Buttermilk Biscuits *updated recipe
What could be more comforting than biscuits hot from the oven smothered with butter. You can add your own cheese and turn them into cheesy biscuits. Best served warm straight from the oven, or warm in microwave for 15 seconds. These also freeze well for up to 2 months.
**To make plain buttermilk biscuits with no cheese add 1/2 t salt and use egg whites instead of whole eggs.
- 1 package Biscuit Mix
- 1/4 c melted butter
- 1/4 c cream
- 1/3 c water
- 1 T apple cider vinegar
- 3 fresh eggs slightly beaten (or 3/4 c carton egg whites)
- *optional 1/2 c grated cheese. Optional spices eg. 1/4 t garlic, 1/4 t onion powder, 1/4 t salt. Sprinkle with dill.
- Preheat oven to 350 degrees. Line a baking tray with with parchment paper or is making drop biscuits spray a 12 count muffin tin with oil.
- Mix water, cream and vinegar together
- Pour dry mix into a mixing bowl or stand up mixer and make a well. Pour in melted butter and
and eggs. Start to mix then add the liquid until well combined.

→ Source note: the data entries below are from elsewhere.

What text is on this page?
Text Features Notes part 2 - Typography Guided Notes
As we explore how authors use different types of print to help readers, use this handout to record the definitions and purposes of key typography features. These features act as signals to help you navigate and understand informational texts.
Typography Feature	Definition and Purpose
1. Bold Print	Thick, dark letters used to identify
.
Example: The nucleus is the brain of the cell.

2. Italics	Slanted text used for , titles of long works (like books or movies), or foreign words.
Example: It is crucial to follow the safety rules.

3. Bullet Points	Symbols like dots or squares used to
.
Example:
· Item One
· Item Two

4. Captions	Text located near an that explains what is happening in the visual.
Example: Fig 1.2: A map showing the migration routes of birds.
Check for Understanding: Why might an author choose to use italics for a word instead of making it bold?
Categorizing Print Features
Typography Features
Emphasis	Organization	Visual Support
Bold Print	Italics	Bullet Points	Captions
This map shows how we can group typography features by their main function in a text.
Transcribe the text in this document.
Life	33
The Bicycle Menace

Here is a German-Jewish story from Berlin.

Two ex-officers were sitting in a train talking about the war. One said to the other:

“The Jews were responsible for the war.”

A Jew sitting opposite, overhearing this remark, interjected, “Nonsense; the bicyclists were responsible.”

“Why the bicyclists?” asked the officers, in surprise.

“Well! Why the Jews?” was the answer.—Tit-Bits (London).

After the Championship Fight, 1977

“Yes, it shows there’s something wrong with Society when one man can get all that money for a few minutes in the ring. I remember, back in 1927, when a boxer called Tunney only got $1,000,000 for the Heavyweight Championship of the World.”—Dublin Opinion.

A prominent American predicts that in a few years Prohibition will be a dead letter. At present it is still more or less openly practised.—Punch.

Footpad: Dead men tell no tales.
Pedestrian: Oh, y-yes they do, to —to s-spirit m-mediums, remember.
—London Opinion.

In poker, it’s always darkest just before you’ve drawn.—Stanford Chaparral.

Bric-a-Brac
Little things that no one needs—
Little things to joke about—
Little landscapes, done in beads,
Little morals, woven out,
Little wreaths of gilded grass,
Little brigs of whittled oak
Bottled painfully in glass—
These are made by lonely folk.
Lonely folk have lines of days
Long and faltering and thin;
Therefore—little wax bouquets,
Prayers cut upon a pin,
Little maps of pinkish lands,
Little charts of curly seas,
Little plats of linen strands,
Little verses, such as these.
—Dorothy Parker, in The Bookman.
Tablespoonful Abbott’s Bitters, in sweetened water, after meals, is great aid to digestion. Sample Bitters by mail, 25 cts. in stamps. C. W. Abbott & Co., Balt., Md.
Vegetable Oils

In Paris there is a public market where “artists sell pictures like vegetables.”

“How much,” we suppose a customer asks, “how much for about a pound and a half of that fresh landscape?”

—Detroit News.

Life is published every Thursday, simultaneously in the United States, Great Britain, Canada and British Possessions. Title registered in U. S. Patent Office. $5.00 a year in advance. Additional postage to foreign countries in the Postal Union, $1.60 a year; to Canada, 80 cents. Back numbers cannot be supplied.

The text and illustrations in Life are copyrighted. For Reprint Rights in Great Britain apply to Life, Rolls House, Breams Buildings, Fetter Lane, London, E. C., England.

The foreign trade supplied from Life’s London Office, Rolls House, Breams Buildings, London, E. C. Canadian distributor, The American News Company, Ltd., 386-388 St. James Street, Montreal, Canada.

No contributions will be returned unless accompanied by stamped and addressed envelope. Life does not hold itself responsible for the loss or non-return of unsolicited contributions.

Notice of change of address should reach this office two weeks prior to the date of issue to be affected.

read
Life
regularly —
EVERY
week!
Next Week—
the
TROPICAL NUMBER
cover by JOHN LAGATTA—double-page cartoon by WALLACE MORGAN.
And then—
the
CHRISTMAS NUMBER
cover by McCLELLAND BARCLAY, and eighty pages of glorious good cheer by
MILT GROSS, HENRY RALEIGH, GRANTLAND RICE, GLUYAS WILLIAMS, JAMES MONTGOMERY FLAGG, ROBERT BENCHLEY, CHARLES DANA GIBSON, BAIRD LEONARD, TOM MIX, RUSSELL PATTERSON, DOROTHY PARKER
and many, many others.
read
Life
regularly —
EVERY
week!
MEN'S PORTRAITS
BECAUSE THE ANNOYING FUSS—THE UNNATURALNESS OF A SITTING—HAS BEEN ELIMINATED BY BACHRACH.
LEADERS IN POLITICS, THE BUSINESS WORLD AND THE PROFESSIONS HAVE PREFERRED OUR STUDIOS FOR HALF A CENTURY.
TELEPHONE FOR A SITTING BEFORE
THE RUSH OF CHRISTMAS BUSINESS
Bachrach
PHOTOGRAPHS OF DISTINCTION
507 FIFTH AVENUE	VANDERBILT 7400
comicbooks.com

Add cheese, stir and scrape down bowl.
- Using a scoop drop mix onto parchment paper lined tray or use a spoon and drop into prepared muffin tin.
- Flatten slightly if not using a muffin tin.
- Bake for for approx. 17-19 minutes until the tops are just starting to turn golden brown.
- Cool completely and then store in an airtight container and refrigerate.